Another example here, for example here in the Mutex function, I again see the &
uthread_mutex_t uthread_mutex_create () {
uthread_mutex_t mutex = malloc (sizeof (struct uthread_mutex));
mutex->holder = 0;
mutex->reader_count = 0;
spinlock_create (&mutex->spinlock); \\ why &mutex, instead of just mutex?????
uthread_initqueue (&mutex->waiter_queue);
uthread_initqueue (&mutex->reader_waiter_queue);
return mutex;
}
CodePudding user response:
personPtr
is a pointer to the whole object person1
personPtr = &person1;
So this expression personPtr->age
yields the data member age
of the object person1
which you need to pass to scanf
by reference that is through a pointer to it
scanf("%d", &personPtr->age);
To make it more clear you may rewrite the expression like
scanf("%d", &( personPtr->age ));
That is the expression &( personPtr->age )

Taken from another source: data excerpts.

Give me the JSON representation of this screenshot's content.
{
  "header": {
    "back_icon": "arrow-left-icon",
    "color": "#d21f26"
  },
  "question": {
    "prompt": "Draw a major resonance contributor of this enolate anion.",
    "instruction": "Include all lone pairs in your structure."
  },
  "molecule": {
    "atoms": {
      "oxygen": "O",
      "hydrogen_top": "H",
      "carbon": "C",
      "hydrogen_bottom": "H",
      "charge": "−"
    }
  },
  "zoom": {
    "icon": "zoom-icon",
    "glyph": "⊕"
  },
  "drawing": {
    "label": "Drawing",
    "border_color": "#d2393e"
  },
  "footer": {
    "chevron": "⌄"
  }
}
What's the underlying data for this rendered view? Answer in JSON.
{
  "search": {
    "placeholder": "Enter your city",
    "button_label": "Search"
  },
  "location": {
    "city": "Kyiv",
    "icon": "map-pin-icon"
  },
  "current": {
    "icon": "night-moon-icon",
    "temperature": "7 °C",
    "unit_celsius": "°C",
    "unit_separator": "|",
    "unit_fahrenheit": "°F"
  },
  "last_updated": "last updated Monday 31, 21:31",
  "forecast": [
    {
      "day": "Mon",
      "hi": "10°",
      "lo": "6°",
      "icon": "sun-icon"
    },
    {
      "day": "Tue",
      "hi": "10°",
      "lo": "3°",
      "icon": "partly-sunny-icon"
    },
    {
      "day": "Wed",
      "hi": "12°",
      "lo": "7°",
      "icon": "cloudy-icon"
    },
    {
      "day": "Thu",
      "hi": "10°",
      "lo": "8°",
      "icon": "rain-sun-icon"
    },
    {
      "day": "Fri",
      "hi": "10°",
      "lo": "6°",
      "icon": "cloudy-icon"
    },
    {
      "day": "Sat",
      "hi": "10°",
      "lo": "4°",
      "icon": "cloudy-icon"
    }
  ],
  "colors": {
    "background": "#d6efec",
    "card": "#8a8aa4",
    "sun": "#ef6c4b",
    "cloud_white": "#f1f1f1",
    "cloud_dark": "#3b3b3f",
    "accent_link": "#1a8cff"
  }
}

yields the address of the data member age
of the object person1
. And the function scanf expects as its argument a pointer to the original object. Thus dereferencing the pointer the function will get a direct access to the original object (instead of a copy of the value of the object) that can be changed such a way.
Also consider the following demonstration program.
#include <stdio.h>
void f( int x )
{
x = 10;
}
void g( int *px )
{
*px = 10;
}
int main( void )
{
int x = 0;
printf( "Before calling f() x = %d\n", x );
f( x );
printf( "After calling f() x = %d\n", x );
printf( "Before calling g() x = %d\n", x );
g( &x );
printf( "After calling g() x = %d\n", x );
}
The program output is
Before calling f() x = 0
After calling f() x = 0
Before calling g() x = 0
After calling g() x = 10
CodePudding user response:
In C scanf()
requieres a pointer to be passed to it. Because personPtr
is a pointer to a person struct, doing personPtr->age
gives scanf
the value of person1's age field and not a pointer to it.
By doing &personPtr->age
you are passing scanf
a pointer to the age field instead of it's value.